Search code examples
c#sql-serverwindowsfilesystemsculture

Windows Invariant Culture Puzzle


I have a question about the windows invariant culture.

Succinctly, my question is:

does there exist any pair of characters c1, and c2 such that:

lower(c1, invariant) =latin-general lower(c2, Invariant)

but

lower(c1, invaraint) !=invariant lower(c2, invariant)

Background:

I need to store an invariant lower case string (representing a file name) inside of SQL Server Compact, which does not support windows invariant collations.

Ideally I would like to do this without having to pull all of my comparison logic out of the database and into my app.

The idea I had for solving this was to store 2 versions of all file names: one that is used for displaying data to the customer, and another that is used for performing comparisons. The comparison column would be converted to lower case using the windows invariant locale before storing it in the database.

However, I don't really have any idea what kind of mappings the invariant culture does, other than the fact that its what windows uses for comparing file names.

I'm wondering if it is possible to get false positives (or false negatives) as a result of this scheme.

That is, can I produce characters (previously lower cased using the invariant culture) that compare equal to each other using the latin-general-1 case insensitive SQL server collation, but do not compare equal to each other under the invariant culture?
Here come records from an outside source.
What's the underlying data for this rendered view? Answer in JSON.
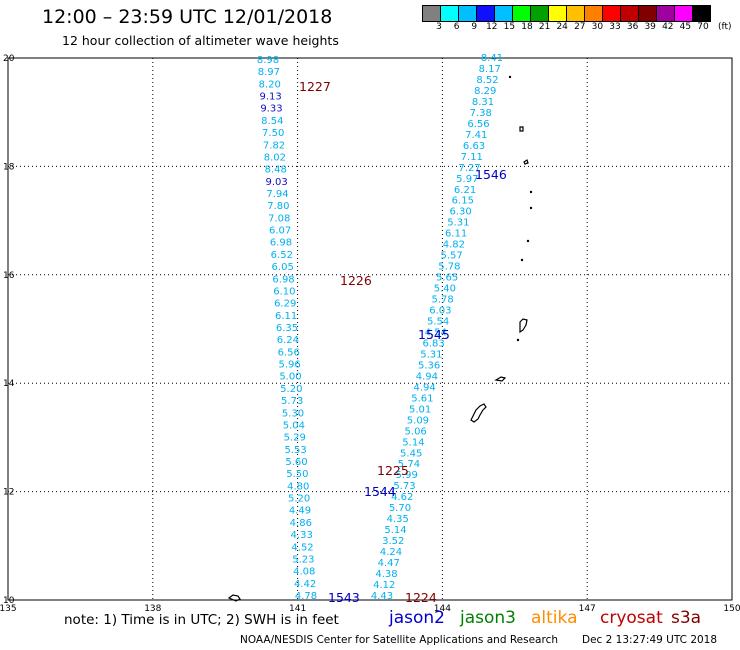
{
  "header": {
    "title": "12:00 – 23:59 UTC 12/01/2018",
    "subtitle": "12 hour collection of altimeter wave heights"
  },
  "colorbar": {
    "unit": "(ft)",
    "labels": [
      "3",
      "6",
      "9",
      "12",
      "15",
      "18",
      "21",
      "24",
      "27",
      "30",
      "33",
      "36",
      "39",
      "42",
      "45",
      "70"
    ],
    "colors": [
      "#808080",
      "#00ffff",
      "#00bfff",
      "#1010ff",
      "#00c0ff",
      "#00ff00",
      "#00a000",
      "#ffff00",
      "#ffc000",
      "#ff8000",
      "#ff0000",
      "#c00000",
      "#800000",
      "#a000a0",
      "#ff00ff",
      "#000000"
    ]
  },
  "axes": {
    "x_ticks": [
      "135",
      "138",
      "141",
      "144",
      "147",
      "150"
    ],
    "y_ticks": [
      "10",
      "12",
      "14",
      "16",
      "18",
      "20"
    ]
  },
  "tracks": {
    "jason3_west": {
      "color": "#00bfff",
      "values": [
        "8.98",
        "8.97",
        "8.20",
        "9.13",
        "9.33",
        "8.54",
        "7.50",
        "7.82",
        "8.02",
        "8.48",
        "9.03",
        "7.94",
        "7.80",
        "7.08",
        "6.07",
        "6.98",
        "6.52",
        "6.05",
        "6.98",
        "6.10",
        "6.29",
        "6.11",
        "6.35",
        "6.24",
        "6.56",
        "5.96",
        "5.00",
        "5.20",
        "5.73",
        "5.30",
        "5.04",
        "5.29",
        "5.53",
        "5.60",
        "5.50",
        "4.80",
        "5.20",
        "4.49",
        "4.86",
        "4.33",
        "4.52",
        "5.23",
        "4.08",
        "4.42",
        "4.78"
      ],
      "labels": [
        {
          "text": "1227",
          "color": "#800000"
        },
        {
          "text": "1226",
          "color": "#800000"
        }
      ]
    },
    "jason2_east": {
      "color": "#00bfff",
      "values": [
        "8.41",
        "8.17",
        "8.52",
        "8.29",
        "8.31",
        "7.38",
        "6.56",
        "7.41",
        "6.63",
        "7.11",
        "7.27",
        "5.97",
        "6.21",
        "6.15",
        "6.30",
        "5.31",
        "6.11",
        "4.82",
        "5.57",
        "5.78",
        "5.65",
        "5.40",
        "5.78",
        "6.03",
        "5.54",
        "4.54",
        "6.83",
        "5.31",
        "5.36",
        "4.94",
        "4.94",
        "5.61",
        "5.01",
        "5.09",
        "5.06",
        "5.14",
        "5.45",
        "5.74",
        "5.99",
        "5.73",
        "4.62",
        "5.70",
        "4.35",
        "5.14",
        "3.52",
        "4.24",
        "4.47",
        "4.38",
        "4.12",
        "4.43"
      ],
      "labels": [
        {
          "text": "1546",
          "color": "#0000c0"
        },
        {
          "text": "1545",
          "color": "#0000c0"
        },
        {
          "text": "1544",
          "color": "#0000c0"
        },
        {
          "text": "1543",
          "color": "#0000c0"
        },
        {
          "text": "1225",
          "color": "#800000"
        },
        {
          "text": "1224",
          "color": "#800000"
        }
      ]
    }
  },
  "legend": {
    "note": "note: 1) Time is in UTC; 2) SWH is in feet",
    "satellites": [
      {
        "name": "jason2",
        "color": "#0000cc"
      },
      {
        "name": "jason3",
        "color": "#008000"
      },
      {
        "name": "altika",
        "color": "#ff8c00"
      },
      {
        "name": "cryosat",
        "color": "#c00000"
      },
      {
        "name": "s3a",
        "color": "#800000"
      }
    ]
  },
  "footer": {
    "credit": "NOAA/NESDIS Center for Satellite Applications and Research",
    "timestamp": "Dec  2 13:27:49 UTC 2018"
  }
}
If this can happen, then my app may consider 2 files that Windows thinks are different as being the same. This could ultimately lead to data loss.

NOTE:

I am aware that it is possible to have case sensitive files on Windows. I don't need to support those scenarios, however.


Solution

  • By looking through the answers to this question:

    win32-file-name-comparison

    which I asked a while back.,

    I found an indirect link the following page:

    http://msdn.microsoft.com/en-us/library/ms973919.aspx

    It suggests using an ordinal comparison after an invariant upper case as the best way to mimic what the file system does.

    So I think if I use as "case sensitive, accent sensitive" collation in the database, and do a "upper" using the invariant local before storing the files I should be ok.

    Does anyone know if there are any problems with that?